Apart from a few exceptions, smartphones use the inferior digital zoom technology, which results in diminished, pixelated video quality when zooming in on subjects. Dedicated camcorders offer superior optical zoom technology, which maintains the same clarity by using a physical zoom lens rather than relying on digital technology.
Most smartphone cameras have very limited shooting options. You can adjust the focus and gain limited control over lighting through primitive exposure tools, but that's about it.
However, with a camcorder you have ultimate control over visual settings. Depending on your model, you’ll have advanced manual focus tools to play with, plus a superior autofocus tool and advanced image stabilisation technology.

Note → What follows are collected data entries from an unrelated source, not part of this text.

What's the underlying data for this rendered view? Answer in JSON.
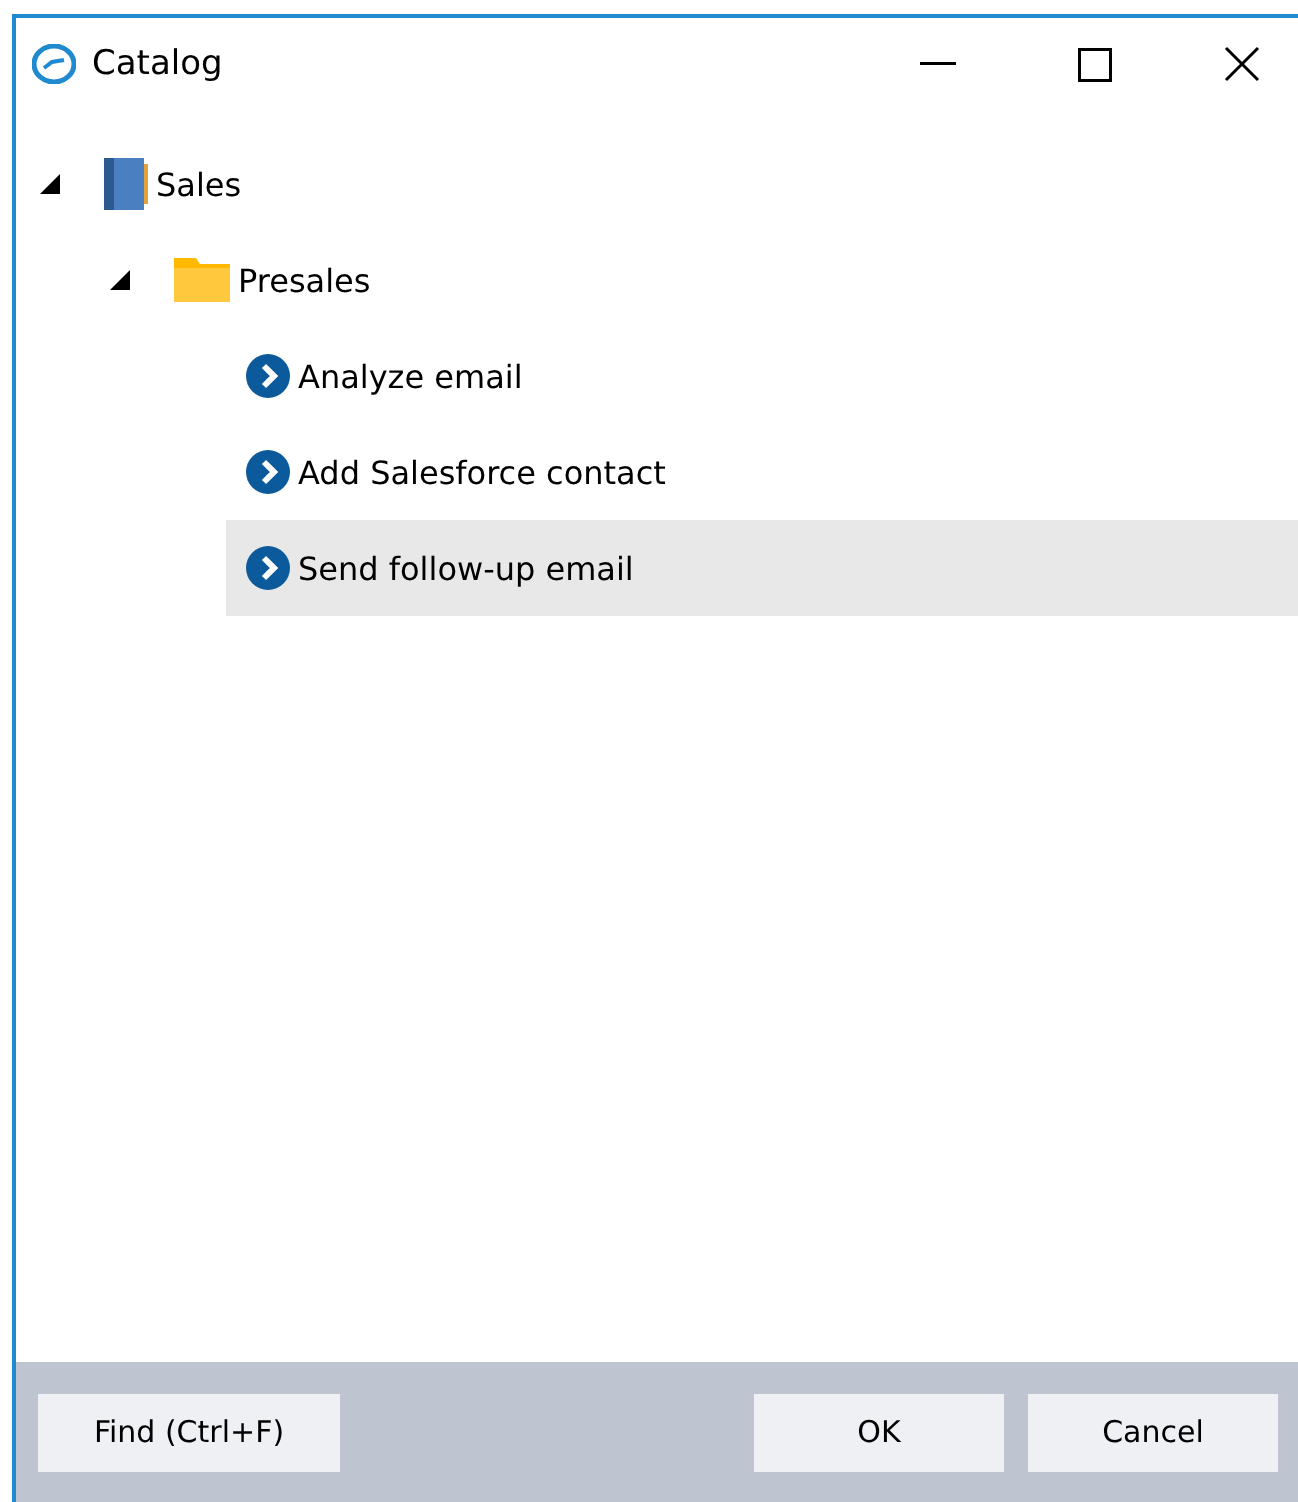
{
  "window": {
    "title": "Catalog"
  },
  "tree": [
    {
      "label": "Sales",
      "kind": "book",
      "expanded": true,
      "selected": false,
      "children": [
        {
          "label": "Presales",
          "kind": "folder",
          "expanded": true,
          "selected": false,
          "children": [
            {
              "label": "Analyze email",
              "kind": "action",
              "selected": false
            },
            {
              "label": "Add Salesforce contact",
              "kind": "action",
              "selected": false
            },
            {
              "label": "Send follow-up email",
              "kind": "action",
              "selected": true
            }
          ]
        }
      ]
    }
  ],
  "buttons": {
    "find": "Find (Ctrl+F)",
    "ok": "OK",
    "cancel": "Cancel"
  }
}
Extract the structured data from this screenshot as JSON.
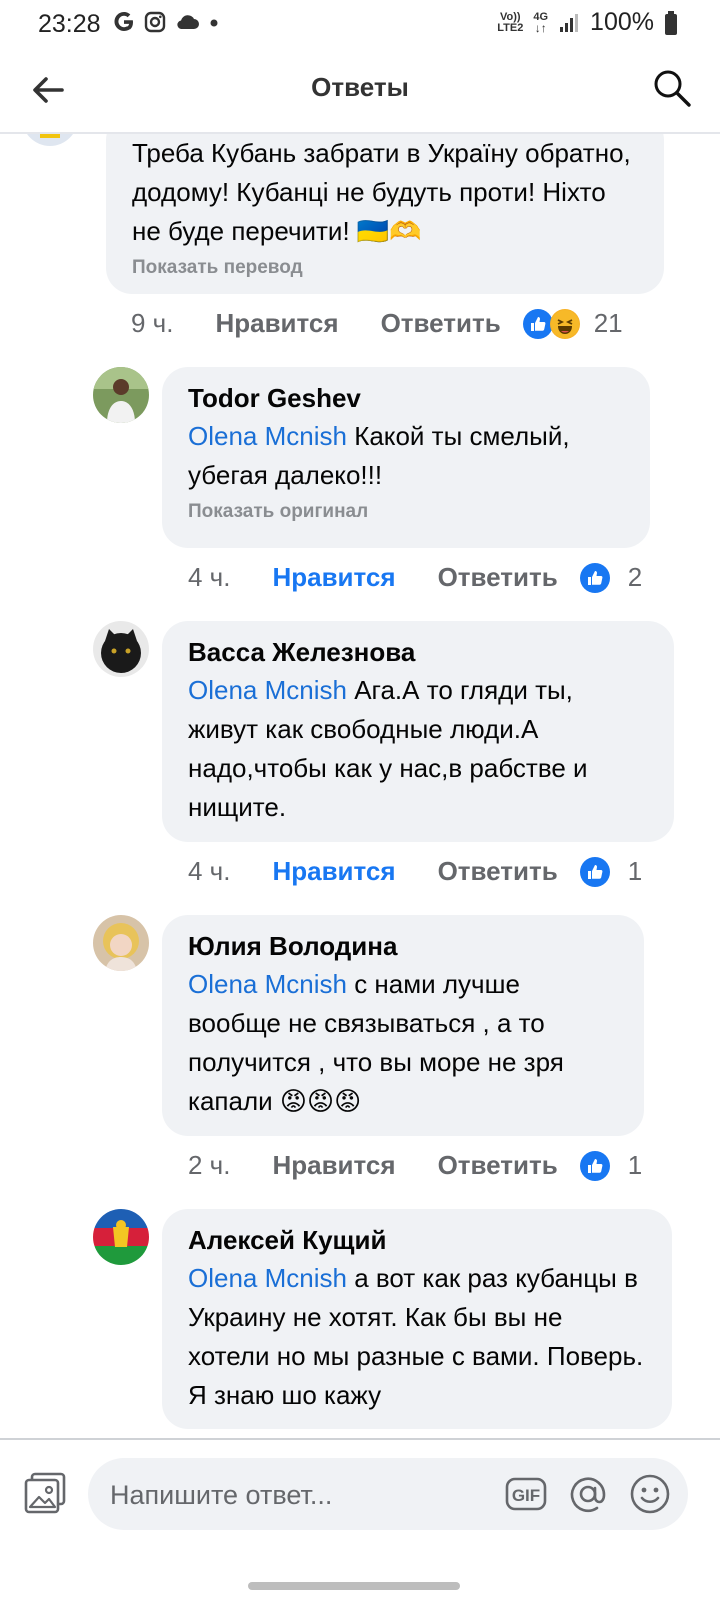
{
  "status_bar": {
    "time": "23:28",
    "volte": "Vo))",
    "lte": "LTE2",
    "net": "4G",
    "battery": "100%"
  },
  "header": {
    "title": "Ответы"
  },
  "comments": [
    {
      "author": "",
      "mention": "",
      "text": "Треба Кубань забрати в Україну обратно, додому!  Кубанці не будуть проти! Ніхто не буде перечити! 🇺🇦🫶",
      "translate_link": "Показать перевод",
      "time": "9 ч.",
      "like_label": "Нравится",
      "reply_label": "Ответить",
      "reactions_count": "21"
    },
    {
      "author": "Todor Geshev",
      "mention": "Olena Mcnish",
      "text": "Какой ты смелый, убегая далеко!!!",
      "translate_link": "Показать оригинал",
      "time": "4 ч.",
      "like_label": "Нравится",
      "reply_label": "Ответить",
      "reactions_count": "2"
    },
    {
      "author": "Васса Железнова",
      "mention": "Olena Mcnish",
      "text": "Ага.А то гляди ты, живут как свободные люди.А надо,чтобы как у нас,в рабстве и нищите.",
      "time": "4 ч.",
      "like_label": "Нравится",
      "reply_label": "Ответить",
      "reactions_count": "1"
    },
    {
      "author": "Юлия Володина",
      "mention": "Olena Mcnish",
      "text": "с нами лучше вообще не связываться , а то получится , что вы море не зря капали 😡😡😡",
      "time": "2 ч.",
      "like_label": "Нравится",
      "reply_label": "Ответить",
      "reactions_count": "1"
    },
    {
      "author": "Алексей Кущий",
      "mention": "Olena Mcnish",
      "text": "а вот как раз кубанцы в Украину не хотят. Как бы вы не хотели но мы разные с вами. Поверь. Я знаю шо кажу"
    }
  ],
  "composer": {
    "placeholder": "Напишите ответ...",
    "gif_label": "GIF"
  },
  "colors": {
    "accent": "#1877f2",
    "mention": "#1a6fd6",
    "bubble": "#f0f2f5"
  }
}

In terms of lighting, you’ll be able to set a white balance correctly, which means the camera identifies a colour as white and reproduces all other colours accurately depending on that reading. There are also proper exposure and aperture settings to ensure you achieve high-quality video in bright sunlight or twilight.
It’s great having all of your clips on the phone, able to show to friends and family in a few taps. However, if you’re shooting lots of high definition footage on your smartphone, you’re going to fill up your available storage space very quickly.

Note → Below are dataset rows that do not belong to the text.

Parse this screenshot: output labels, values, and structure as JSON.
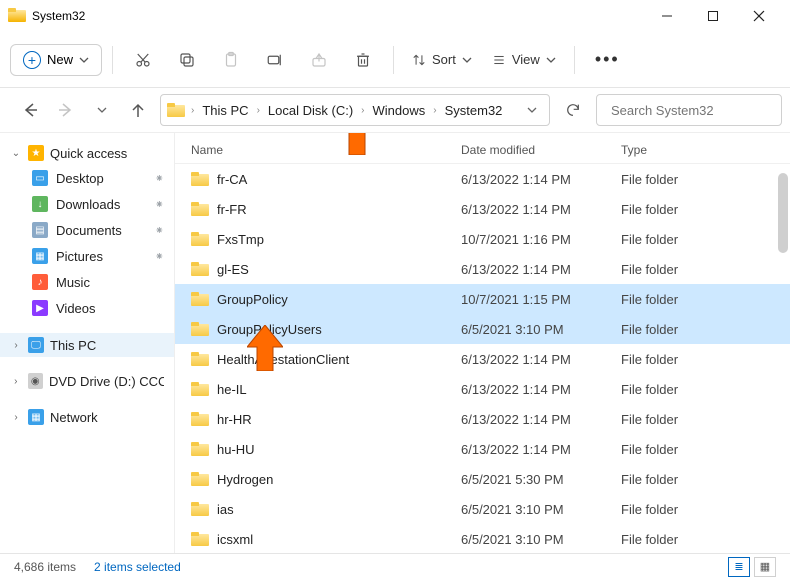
{
  "window": {
    "title": "System32"
  },
  "toolbar": {
    "new_label": "New",
    "sort_label": "Sort",
    "view_label": "View"
  },
  "breadcrumb": {
    "segments": [
      "This PC",
      "Local Disk (C:)",
      "Windows",
      "System32"
    ]
  },
  "search": {
    "placeholder": "Search System32"
  },
  "sidebar": {
    "quick_access": "Quick access",
    "items": [
      {
        "label": "Desktop",
        "pinned": true
      },
      {
        "label": "Downloads",
        "pinned": true
      },
      {
        "label": "Documents",
        "pinned": true
      },
      {
        "label": "Pictures",
        "pinned": true
      },
      {
        "label": "Music"
      },
      {
        "label": "Videos"
      }
    ],
    "this_pc": "This PC",
    "dvd": "DVD Drive (D:) CCCC",
    "network": "Network"
  },
  "columns": {
    "name": "Name",
    "date": "Date modified",
    "type": "Type"
  },
  "rows": [
    {
      "name": "fr-CA",
      "date": "6/13/2022 1:14 PM",
      "type": "File folder",
      "selected": false
    },
    {
      "name": "fr-FR",
      "date": "6/13/2022 1:14 PM",
      "type": "File folder",
      "selected": false
    },
    {
      "name": "FxsTmp",
      "date": "10/7/2021 1:16 PM",
      "type": "File folder",
      "selected": false
    },
    {
      "name": "gl-ES",
      "date": "6/13/2022 1:14 PM",
      "type": "File folder",
      "selected": false
    },
    {
      "name": "GroupPolicy",
      "date": "10/7/2021 1:15 PM",
      "type": "File folder",
      "selected": true
    },
    {
      "name": "GroupPolicyUsers",
      "date": "6/5/2021 3:10 PM",
      "type": "File folder",
      "selected": true
    },
    {
      "name": "HealthAttestationClient",
      "date": "6/13/2022 1:14 PM",
      "type": "File folder",
      "selected": false
    },
    {
      "name": "he-IL",
      "date": "6/13/2022 1:14 PM",
      "type": "File folder",
      "selected": false
    },
    {
      "name": "hr-HR",
      "date": "6/13/2022 1:14 PM",
      "type": "File folder",
      "selected": false
    },
    {
      "name": "hu-HU",
      "date": "6/13/2022 1:14 PM",
      "type": "File folder",
      "selected": false
    },
    {
      "name": "Hydrogen",
      "date": "6/5/2021 5:30 PM",
      "type": "File folder",
      "selected": false
    },
    {
      "name": "ias",
      "date": "6/5/2021 3:10 PM",
      "type": "File folder",
      "selected": false
    },
    {
      "name": "icsxml",
      "date": "6/5/2021 3:10 PM",
      "type": "File folder",
      "selected": false
    }
  ],
  "status": {
    "count": "4,686 items",
    "selected": "2 items selected"
  }
}
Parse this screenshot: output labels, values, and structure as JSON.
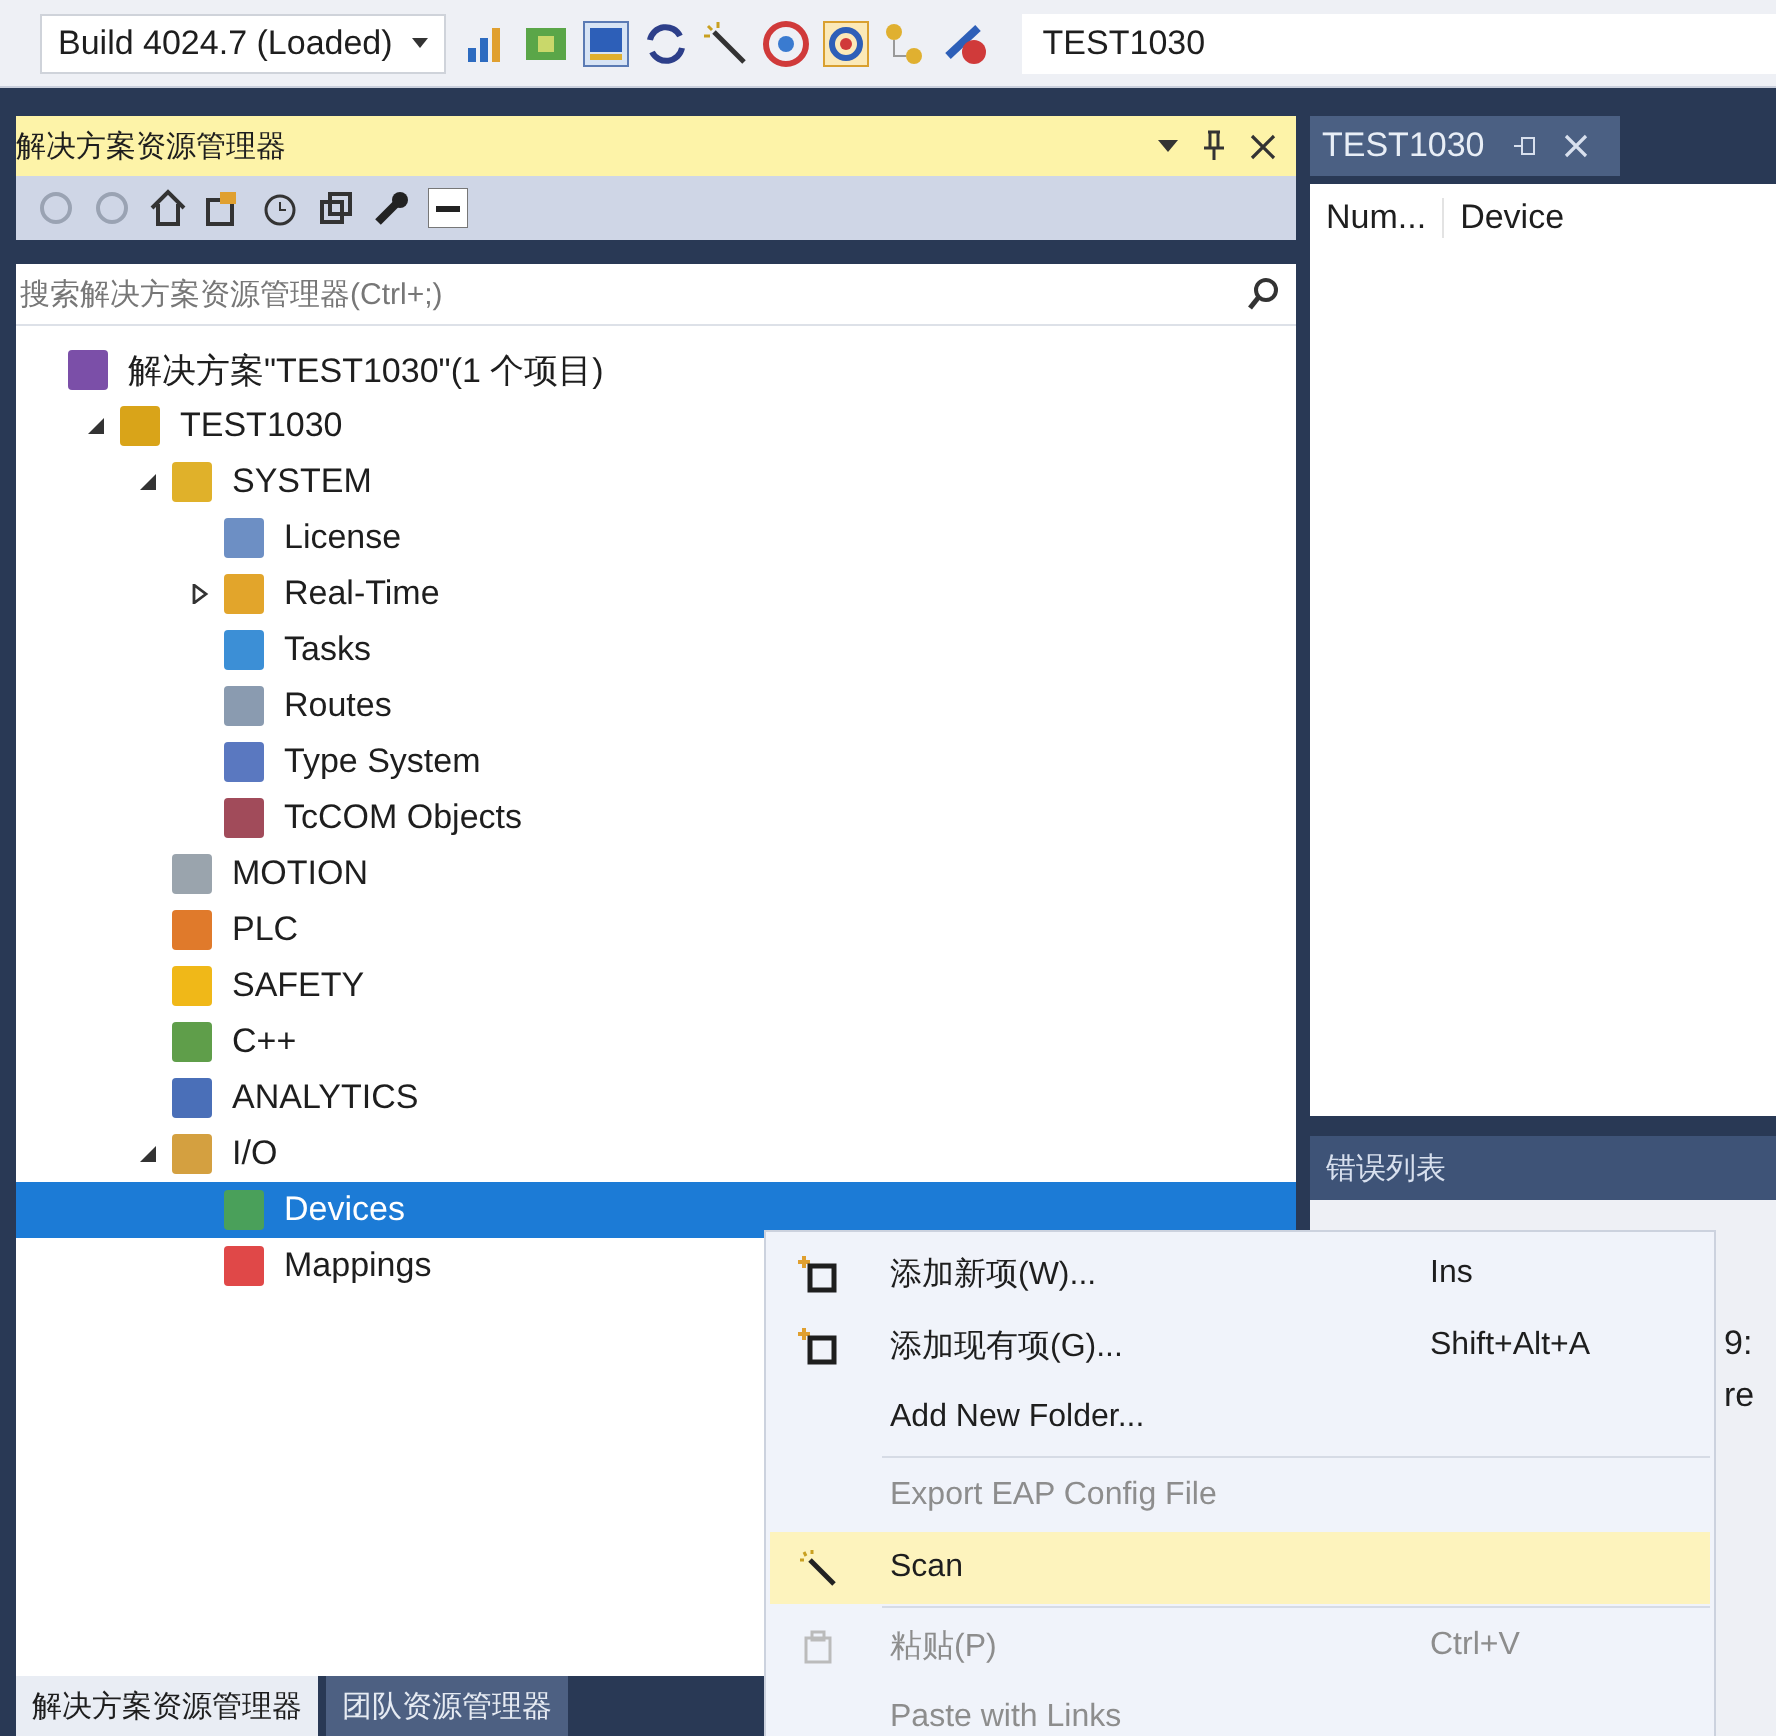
{
  "toolbar": {
    "config": "Build 4024.7 (Loaded)",
    "target": "TEST1030"
  },
  "explorer": {
    "title": "解决方案资源管理器",
    "search": {
      "placeholder": "搜索解决方案资源管理器(Ctrl+;)"
    },
    "tree": [
      {
        "label": "解决方案\"TEST1030\"(1 个项目)",
        "selected": false,
        "children": [
          {
            "label": "TEST1030",
            "expanded": true,
            "selected": false,
            "children": [
              {
                "label": "SYSTEM",
                "expanded": true,
                "selected": false,
                "children": [
                  {
                    "label": "License",
                    "selected": false
                  },
                  {
                    "label": "Real-Time",
                    "expanded": false,
                    "selected": false
                  },
                  {
                    "label": "Tasks",
                    "selected": false
                  },
                  {
                    "label": "Routes",
                    "selected": false
                  },
                  {
                    "label": "Type System",
                    "selected": false
                  },
                  {
                    "label": "TcCOM Objects",
                    "selected": false
                  }
                ]
              },
              {
                "label": "MOTION",
                "selected": false
              },
              {
                "label": "PLC",
                "selected": false
              },
              {
                "label": "SAFETY",
                "selected": false
              },
              {
                "label": "C++",
                "selected": false
              },
              {
                "label": "ANALYTICS",
                "selected": false
              },
              {
                "label": "I/O",
                "expanded": true,
                "selected": false,
                "children": [
                  {
                    "label": "Devices",
                    "selected": true
                  },
                  {
                    "label": "Mappings",
                    "selected": false
                  }
                ]
              }
            ]
          }
        ]
      }
    ]
  },
  "device_panel": {
    "tab": "TEST1030",
    "columns": [
      "Num...",
      "Device"
    ]
  },
  "error_list": {
    "title": "错误列表",
    "fragments": [
      "9:",
      "re"
    ]
  },
  "bottom_tabs": [
    {
      "label": "解决方案资源管理器",
      "selected": true
    },
    {
      "label": "团队资源管理器",
      "selected": false
    }
  ],
  "context_menu": [
    {
      "kind": "add",
      "label": "添加新项(W)...",
      "shortcut": "Ins",
      "disabled": false,
      "selected": false
    },
    {
      "kind": "add",
      "label": "添加现有项(G)...",
      "shortcut": "Shift+Alt+A",
      "disabled": false,
      "selected": false
    },
    {
      "kind": "plain",
      "label": "Add New Folder...",
      "disabled": false,
      "selected": false
    },
    {
      "kind": "separator"
    },
    {
      "kind": "plain",
      "label": "Export EAP Config File",
      "disabled": true,
      "selected": false
    },
    {
      "kind": "scan",
      "label": "Scan",
      "disabled": false,
      "selected": true
    },
    {
      "kind": "separator"
    },
    {
      "kind": "paste",
      "label": "粘贴(P)",
      "shortcut": "Ctrl+V",
      "disabled": true,
      "selected": false
    },
    {
      "kind": "plain",
      "label": "Paste with Links",
      "disabled": true,
      "selected": false
    }
  ]
}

For example, shooting a single minute of HD footage takes up 60MB of space. That’s about the size of an entire music album or about 20 photos. With apps, music, photos and more vying for space on your phone, most of us can ill afford to store hours of video footage as well.
Verdict: Is it still worth buying a camcorder?
As you can see, there are plenty of pros and cons when it comes to relying on a smartphone to shoot video. In the end, the argument comes down to quality versus convenience.
With a steady hand, attention to correct composition and lighting, and by making the most of the built-in focus and exposure tools on offer, you can create professional-looking videos using a smartphone camera. Indeed, entire short films have been made using smartphones.
Smartphones are also better for quickly editing and sharing your masterpieces on social media. As long as you have decent light, you won’t notice too much of a drop-off in quality compared to a camcorder.
But if you’re truly serious about creating high quality video, a dedicated camcorder is as essential as a Digital SLR is to a photographer. The lens and sensor technology are far more advanced, while the ability to control the quality of the footage in changing lighting conditions keeps camcorders streets ahead of mobile phones in terms of quality.